Historical Solar Incidents
- The strongest solar event in history was the 1859 solar superstorm which knocked out telegraph lines across the globe
- In 1989, a part of Quebec's power grid was knocked out, leaving millions without power for hours
- In November 2015, solar activity disrupted air traffic control, causing disruption in Sweden and some other European airports
- Recently in 2022, an ejection caused 38 commercial satellites failing
If we are able to observe what happens on the Sun's corona and spot solar activity or solar eruption in real time, record its temperature at the source and watch its trajectory, it can work as a forewarning to switch off electrical systems and satellites and move them out of harm's way.
Aditya-L1's Special Capability
There are other space observatories observing the Sun, India's spacecraft has an advantage over others when it comes to watching the corona.
"Aditya-L1's coronagraph is the exact size that lets it nearly mimic the Moon, completely blocking the Sun's photosphere and allowing it continuous observation of almost all solar atmosphere around the clock, 365 days a year, even during solar events," notes the expert.
Essentially, this instrument acts like an artificial Moon, blocking the solar glare allowing scientists constantly study the dim solar atmosphere – a feat natural eclipses does only during eclipses.
Additionally, this is the only mission that can study solar events using optical wavelengths, letting it determine eruption heat and thermal output – crucial data indicating the intensity a CME would be when traveling our direction.
Readiness for Peak Period
To prepare for next year's solar maximum, scientists collaborated to study information gathered from one of the largest solar eruption recorded by the mission has recorded until now.

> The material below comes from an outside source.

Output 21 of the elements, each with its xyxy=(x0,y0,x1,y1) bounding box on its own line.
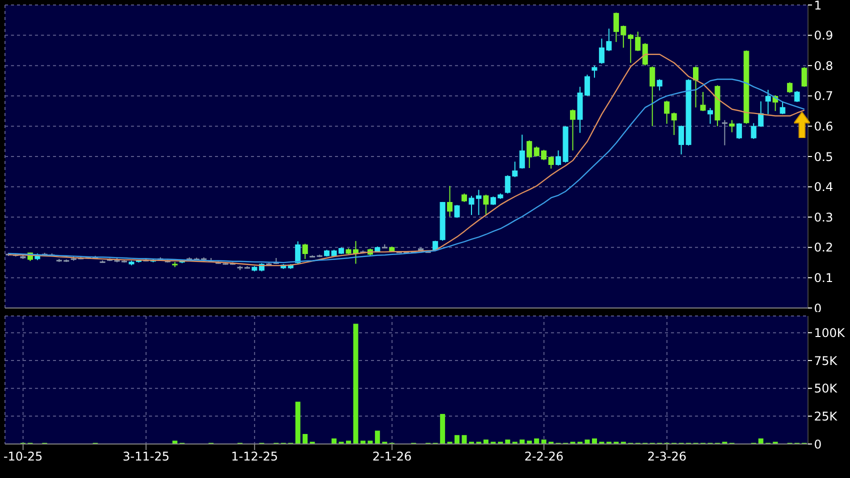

It originated on 13 September 2024 at 00:30 GMT. Its mass totaled billions of tons – the iceberg that struck the ship weighed much less.
At origin, its temperature was 1.8 million degrees Celsius with energy equivalent comparable to millions of tons of TNT – in comparison nuclear weapons used in Japan were 15 kilotons in scale respectively.
Although the numbers seem incredibly large, the expert describes it as a moderate event.
The space rock that eliminated the dinosaurs on our planet carried enormous energy and during solar peak occurs, we could see eruptions carrying power equal to even more than that.
"I consider this eruption we evaluated happened during periods was in the normal activity phase. This establishes the standard for future comparison to evaluate what to expect when the maximum activity cycle occurs," he says.
"The learnings from this will help us developing the countermeasures to be adopted safeguarding spacecraft in orbit. Additionally, they'll aid us gain deeper knowledge of near-Earth space," he adds.